Vom Gesetzgeber war mit der Einführung der Pflegeversicherung von Anfang an beabsichtigt, Menschen, auch bei Vorliegen von Pflegebedürftigkeit, einen möglichst langen Verbleib im Privathaushalt zu ermöglichen bzw. die häusliche Pflege zu stärken (Bäcker et al., 2020, Bd. II). Hierzu gewährt die Pflegeversicherung sogenannte Pflegesachleistungen (Inanspruchnahme ambulanter Pflegedienste), Geldleistungen (Pflegegeld) oder eine Kombination aus beiden Leistungsformen (für weitere Details zur Pflegeversicherung siehe BMG, 2017).

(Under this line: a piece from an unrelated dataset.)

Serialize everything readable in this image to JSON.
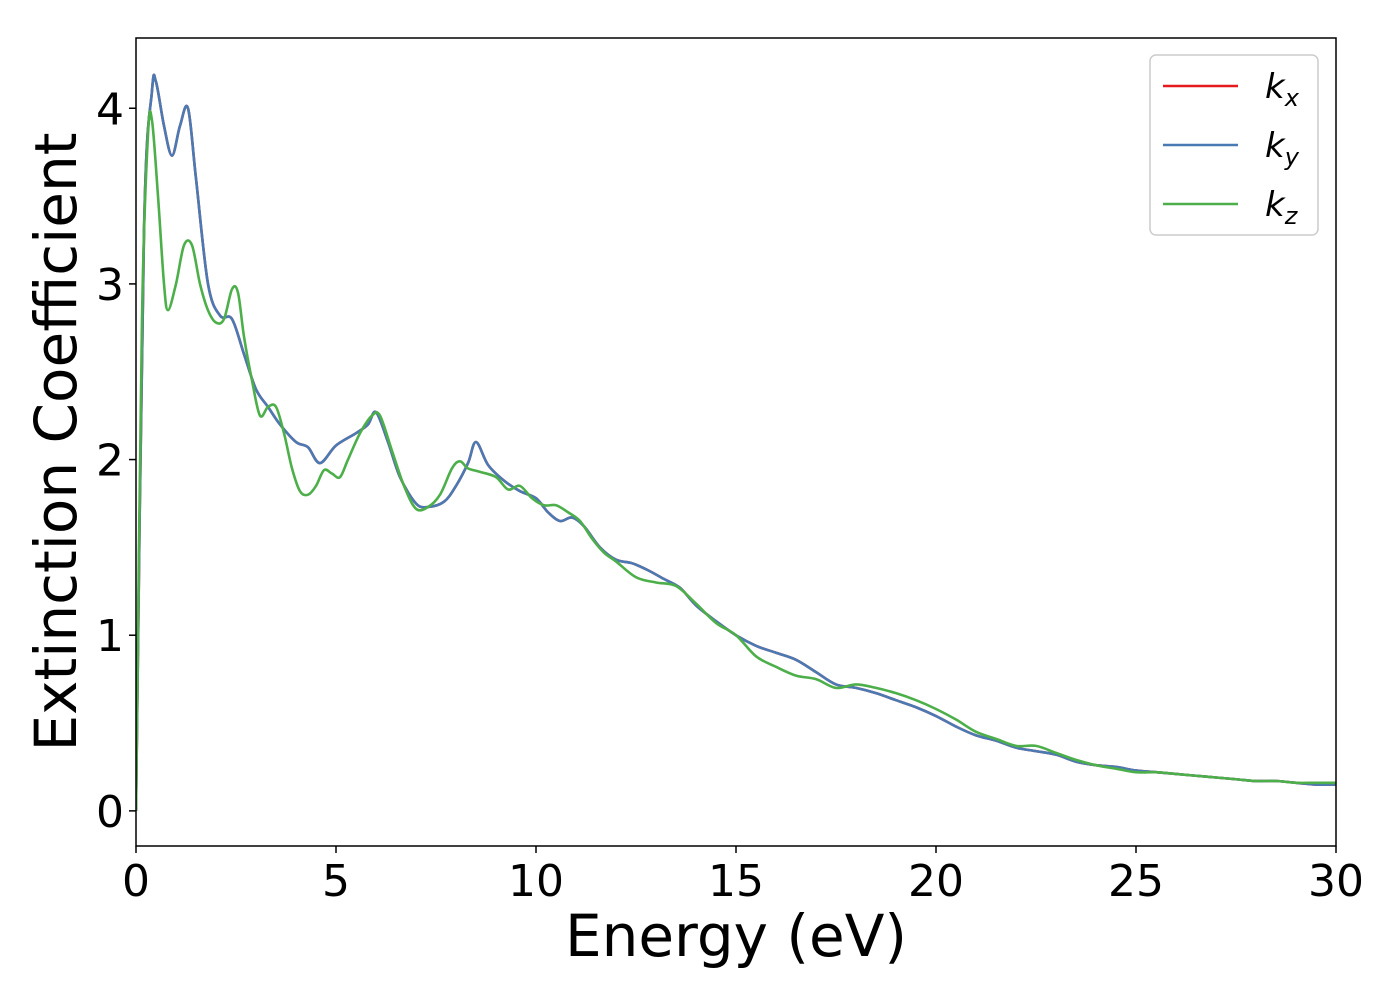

„Die Pflegeversicherung soll mit ihren Leistungen vorrangig die häusliche Pflege und die Pflegebereitschaft der Angehörigen und Nachbarn unterstützen, damit die Pflegebedürftigen möglichst lange in ihrer häuslichen Umgebung bleiben können. Leistungen der teilstationären Pflege und der Kurzzeitpflege gehen den Leistungen der vollstationären Pflege vor (§ 3 SGB XI).“

Das Pflegegeld wird für gewöhnlich vom Versicherten, also von der pflegebedürftigen Person, als finanzielle Anerkennung an informell Pflegende, es handelt sich überwiegend um nahe Angehörige, weitergereicht. Vom Pflegegeld sind weder Steuern noch Sozialabgaben zu entrichten, auch eine Anrechnung auf Renten- oder Grundsicherungsbezüge (Hartz IV) erfolgt nicht. Dennoch kompensiert das Pflegegeld nur in den seltensten Fällen das durch die Berufsaufgabe fehlende Erwerbseinkommen. Das sogenannte Elterngeld, das dann gewährt wird, wenn Eltern wegen der Kindererziehung ihre Berufstätigkeit aufgeben oder einschränken, ist dagegen von seiner Höhe sehr viel eher als Einkommensersatzleistung konzipiert, denn es soll „…die wirtschaftliche Existenz der Familien [sichern]. und hilft Vätern und Müttern, Familie und Beruf besser zu vereinbaren“ (BMFSFJ, 2021).

Weitere wichtige Leistungen im Rahmen der Pflegeversicherung sind Beiträge zur Unfall-, Arbeitslosen- und insbesondere zur gesetzlichen Rentenversicherung. Letztere werden unter folgenden Bedingungen gezahlt: Umfang der Erwerbstätigkeit von weniger als 30 h pro Woche, Pflegeaufwand von mindestens 10 h pro Woche sowie mindestens Pflegegrad 2 der bzw. des zu Pflegenden. Zwar wird die Entrichtung der Rentenbeiträge von Fachleuten als Schritt in die richtige Richtung gewertet, gleichzeitig wird jedoch kritisiert, dass die Beiträge nicht ausreichen, um die Verluste auszugleichen, die Pflegenden nach Beendigung der Erwerbstätigkeit entstehen (können). Weder die Höhe des Pflegegeldes noch die Beiträge zur Rentenversicherung sind somit geeignet, die finanziellen Nachteile, die durch eine pflegebedingte Einschränkung oder Beendigung der Berufstätigkeit entstehen, auszugleichen. Die Übernahme der häuslichen Pflege – so Knauthe & Deindl (2019; Ehrlich, Minkus & Hess, 2020) – stellt allein schon aus diesen Gründen ein (Alters-)Armutsrisiko dar.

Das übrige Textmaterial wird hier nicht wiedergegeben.